The secret scared me but left me feeling superior to others. Danger and lust got intertwined.

“My parents still dabbled, did readings, took small parts in plays. My father was in a production of Shaw’s The Devil’s Disciple done in late spring outdoors in the Public Gardens.

“I went with a couple of fellow outcasts from our high school drama department. The full Flower Moon rose over the trees. By then I knew all the names and phases and was aware of what was up with my parents. I felt my grow fluid and knew what I was meant to do.

“The next year I was a page boy in Henry the Fifth, not a big stretch. Shortly afterwards I was Yum Yum in The Mikado. We opened the night of Green Corn Moon and I was sensational.

Sex was a tense game. I had so many ways of disappointing partners. My freshman year of college I got picked up at a party by one of the boys who’d tormented me back in the old neighborhood. He didn’t recognize me. I showed him what I had. His eyes widened in recognition.

“Then I showed him this,” and on the stage of the Cherry Lane my face is the Gorgon Medusa’s. It’s my way of telling the audience we’re past the pleasant introductions. They recoil but don’t turn to stone.

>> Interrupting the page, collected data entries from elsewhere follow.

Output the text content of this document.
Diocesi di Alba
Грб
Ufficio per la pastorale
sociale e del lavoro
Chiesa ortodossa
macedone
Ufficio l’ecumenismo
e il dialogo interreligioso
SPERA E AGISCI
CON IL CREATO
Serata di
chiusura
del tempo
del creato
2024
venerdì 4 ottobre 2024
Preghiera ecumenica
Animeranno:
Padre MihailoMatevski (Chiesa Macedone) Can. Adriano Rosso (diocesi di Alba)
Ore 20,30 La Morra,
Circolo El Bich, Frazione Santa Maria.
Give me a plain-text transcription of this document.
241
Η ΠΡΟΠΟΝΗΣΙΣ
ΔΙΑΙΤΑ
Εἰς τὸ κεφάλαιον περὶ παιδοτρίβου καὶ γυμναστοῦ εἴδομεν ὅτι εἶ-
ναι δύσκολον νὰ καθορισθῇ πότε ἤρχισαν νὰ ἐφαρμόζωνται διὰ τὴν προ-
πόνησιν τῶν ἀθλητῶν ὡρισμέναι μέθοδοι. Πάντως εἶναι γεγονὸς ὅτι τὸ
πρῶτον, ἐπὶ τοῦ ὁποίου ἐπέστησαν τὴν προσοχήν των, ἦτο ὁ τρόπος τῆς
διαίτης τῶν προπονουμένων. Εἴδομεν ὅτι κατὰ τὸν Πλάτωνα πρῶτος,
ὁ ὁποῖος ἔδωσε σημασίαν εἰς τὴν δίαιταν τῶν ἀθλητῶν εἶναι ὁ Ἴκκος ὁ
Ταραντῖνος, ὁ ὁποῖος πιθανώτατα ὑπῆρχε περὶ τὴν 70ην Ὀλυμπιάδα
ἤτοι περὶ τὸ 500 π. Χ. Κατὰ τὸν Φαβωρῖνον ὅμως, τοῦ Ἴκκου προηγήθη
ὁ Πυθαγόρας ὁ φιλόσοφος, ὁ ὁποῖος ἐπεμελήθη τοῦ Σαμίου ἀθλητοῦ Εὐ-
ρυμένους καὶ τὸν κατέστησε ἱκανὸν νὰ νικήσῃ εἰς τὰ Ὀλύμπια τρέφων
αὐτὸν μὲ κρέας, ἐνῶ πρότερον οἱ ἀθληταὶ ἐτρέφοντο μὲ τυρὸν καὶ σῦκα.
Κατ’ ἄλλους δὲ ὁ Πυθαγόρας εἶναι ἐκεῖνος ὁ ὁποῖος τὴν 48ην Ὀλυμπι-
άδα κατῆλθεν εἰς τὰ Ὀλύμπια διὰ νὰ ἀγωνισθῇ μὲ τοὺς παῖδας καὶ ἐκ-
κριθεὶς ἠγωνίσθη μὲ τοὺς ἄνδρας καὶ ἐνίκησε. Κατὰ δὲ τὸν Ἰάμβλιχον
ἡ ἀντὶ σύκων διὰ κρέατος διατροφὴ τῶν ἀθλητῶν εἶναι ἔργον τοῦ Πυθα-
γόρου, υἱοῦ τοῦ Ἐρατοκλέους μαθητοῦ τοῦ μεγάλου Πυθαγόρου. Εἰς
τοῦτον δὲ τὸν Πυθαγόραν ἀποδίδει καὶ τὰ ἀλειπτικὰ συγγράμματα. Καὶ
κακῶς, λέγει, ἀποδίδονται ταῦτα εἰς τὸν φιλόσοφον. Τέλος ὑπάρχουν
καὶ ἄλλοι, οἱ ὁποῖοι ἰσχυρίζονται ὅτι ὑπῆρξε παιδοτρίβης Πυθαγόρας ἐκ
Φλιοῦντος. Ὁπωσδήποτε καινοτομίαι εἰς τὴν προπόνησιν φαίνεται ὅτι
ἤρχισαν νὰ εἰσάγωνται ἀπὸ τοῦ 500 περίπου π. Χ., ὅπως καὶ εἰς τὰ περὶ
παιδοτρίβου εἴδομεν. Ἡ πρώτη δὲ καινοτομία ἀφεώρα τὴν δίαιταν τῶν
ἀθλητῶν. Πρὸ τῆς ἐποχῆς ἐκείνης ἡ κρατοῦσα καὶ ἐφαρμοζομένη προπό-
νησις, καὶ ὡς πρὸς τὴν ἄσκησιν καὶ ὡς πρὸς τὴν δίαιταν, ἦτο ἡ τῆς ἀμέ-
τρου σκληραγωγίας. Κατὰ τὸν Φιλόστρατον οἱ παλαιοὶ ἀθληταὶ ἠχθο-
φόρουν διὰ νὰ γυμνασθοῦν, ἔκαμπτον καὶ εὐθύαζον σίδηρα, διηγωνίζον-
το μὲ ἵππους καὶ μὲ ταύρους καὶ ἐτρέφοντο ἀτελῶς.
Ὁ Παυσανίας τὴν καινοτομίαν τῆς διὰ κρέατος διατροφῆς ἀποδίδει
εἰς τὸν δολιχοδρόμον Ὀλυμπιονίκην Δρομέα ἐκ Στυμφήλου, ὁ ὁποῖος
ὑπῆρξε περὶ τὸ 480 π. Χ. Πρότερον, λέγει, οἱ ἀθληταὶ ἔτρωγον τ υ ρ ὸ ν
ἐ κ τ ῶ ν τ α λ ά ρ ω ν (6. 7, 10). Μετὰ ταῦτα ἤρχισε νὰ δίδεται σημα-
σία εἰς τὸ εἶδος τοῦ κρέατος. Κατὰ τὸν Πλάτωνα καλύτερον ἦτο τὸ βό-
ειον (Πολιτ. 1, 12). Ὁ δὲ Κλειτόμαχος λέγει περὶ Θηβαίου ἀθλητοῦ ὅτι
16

Ransom has disappeared from the stage. I stand motionless, getting back my face and body. Drums beat out in the lobby and then in the house. Ransom comes down the center aisle. His hair is in golden ringlets; his face gleams. Behind him the chorus twirl, buck, roll their eyes back in their heads. They chant:

“Dance now dance again when Bacchus mighty Bacchus leads us”

They are the wild maenads, the women, some played here by guys, who have followed Dionysius all the way from Asia to ancient Thebes. Several have leather drums on which they maintain heartbeats that will go on as long as the performance does. Two others hold aloft on sticks a light-reflecting silver disk: the full moon.

Euripides’ The Bacchae: maybe everyone sees herself in every great play. But those who follow the silver goddess are close to this one. Order—Pentheus the righteous young king of Thebes— confronts Chaos—Dionysius god of wine and frenzy.

The chorus sings and dances:

“With my drum that the god made for me dancing for him with my leather drum”

All are supposed to be wild-eyed. But tonight some are barely under control. Intentionally, we are playing with fire. Tommy is the worst, twirling, smacking into others on the crowded stage. He’s the company pet. Random lets him get away with too much. I catch Tommy’s attention, stare right into him. He subsides.